Pepe apunta con si rifle a María. Antes de apretar el gatillo sopesa fríamente el significado y consecuencias de su acto. Finalmente –dada la inexorable e incontrolable situación físico-química de su cerebro en ese momento- “decide” apretar el gatillo y matar a María. Sin embargo, la decisión de Pepe es irrelevante para María, pues su destino ya estaba sellado. Como Pepe era presa de su cerebro esa decisión estaba tomada desde antiguo. Las leyes físicas, su educación y la concreta situación de su cerebro habían matado ya a María.

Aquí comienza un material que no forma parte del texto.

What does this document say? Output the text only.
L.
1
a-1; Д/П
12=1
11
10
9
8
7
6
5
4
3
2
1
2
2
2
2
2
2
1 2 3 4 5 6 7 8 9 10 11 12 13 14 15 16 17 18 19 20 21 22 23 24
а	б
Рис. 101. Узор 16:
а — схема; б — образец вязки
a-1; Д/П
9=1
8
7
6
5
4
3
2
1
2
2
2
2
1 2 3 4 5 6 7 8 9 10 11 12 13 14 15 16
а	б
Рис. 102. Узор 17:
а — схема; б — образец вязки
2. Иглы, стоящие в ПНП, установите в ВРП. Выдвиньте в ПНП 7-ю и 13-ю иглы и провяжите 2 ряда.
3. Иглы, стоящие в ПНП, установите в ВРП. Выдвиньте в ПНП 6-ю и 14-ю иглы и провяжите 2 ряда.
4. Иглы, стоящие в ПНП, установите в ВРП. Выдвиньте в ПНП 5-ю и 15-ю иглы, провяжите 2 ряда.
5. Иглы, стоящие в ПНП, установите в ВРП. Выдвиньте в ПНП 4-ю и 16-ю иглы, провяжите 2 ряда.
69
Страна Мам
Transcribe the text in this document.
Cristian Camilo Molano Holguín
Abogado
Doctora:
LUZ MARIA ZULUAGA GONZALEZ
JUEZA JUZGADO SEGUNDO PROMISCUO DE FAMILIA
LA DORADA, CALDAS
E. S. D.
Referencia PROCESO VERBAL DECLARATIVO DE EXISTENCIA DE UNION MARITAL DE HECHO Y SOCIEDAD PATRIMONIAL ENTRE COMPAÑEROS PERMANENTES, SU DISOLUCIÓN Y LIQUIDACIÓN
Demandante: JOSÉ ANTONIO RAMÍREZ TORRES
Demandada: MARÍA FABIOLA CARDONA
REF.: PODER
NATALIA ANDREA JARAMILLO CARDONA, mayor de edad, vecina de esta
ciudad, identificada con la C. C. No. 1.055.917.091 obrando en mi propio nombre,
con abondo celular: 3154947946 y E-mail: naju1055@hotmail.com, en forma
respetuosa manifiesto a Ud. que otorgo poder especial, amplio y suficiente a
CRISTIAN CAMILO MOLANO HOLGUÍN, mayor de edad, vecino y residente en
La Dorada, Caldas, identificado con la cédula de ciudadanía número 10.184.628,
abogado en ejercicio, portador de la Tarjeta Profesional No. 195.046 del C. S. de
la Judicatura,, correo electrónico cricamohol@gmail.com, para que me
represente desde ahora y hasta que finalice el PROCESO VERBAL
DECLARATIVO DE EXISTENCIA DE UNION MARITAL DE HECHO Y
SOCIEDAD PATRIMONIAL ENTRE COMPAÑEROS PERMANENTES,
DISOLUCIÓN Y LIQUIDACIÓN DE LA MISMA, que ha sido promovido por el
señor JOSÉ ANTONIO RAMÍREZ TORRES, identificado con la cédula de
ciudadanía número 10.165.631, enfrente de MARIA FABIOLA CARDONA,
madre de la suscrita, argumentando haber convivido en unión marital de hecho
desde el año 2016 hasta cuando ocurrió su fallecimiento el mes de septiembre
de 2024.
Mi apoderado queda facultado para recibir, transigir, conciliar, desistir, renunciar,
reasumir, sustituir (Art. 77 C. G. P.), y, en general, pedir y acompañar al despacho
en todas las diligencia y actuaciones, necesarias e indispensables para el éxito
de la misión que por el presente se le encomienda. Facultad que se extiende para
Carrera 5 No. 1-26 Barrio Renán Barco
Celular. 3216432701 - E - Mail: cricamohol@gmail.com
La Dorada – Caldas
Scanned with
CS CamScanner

Además, -para más inri- pasaba por ahí un genio maligno que de no estar Pepe predestinado a decidir disparar, hubiese creado un espasmo en su brazo para asegurar la muerte de María.

 

Difícilmente podría haberlo acompañado del segundo párrafo antes mencionado. O más concretamente, pocos incompatibilistas se hubiesen puesto nerviosos al leerlo. Si tradujésemos de forma explícita el tendencioso “Pepe decide” por “unas reacciones físicamente determinadas provocan que Pepe” entonces el embrujo se rompe. Podría decirse que la fuerza del ingenioso ejemplo de Frankfurt solo reside en una especie de falacia homuncular, al desplazar y esconder el problema principal –¿qué es un acto libre?- en otro lugar –¿qué es una decisión libre?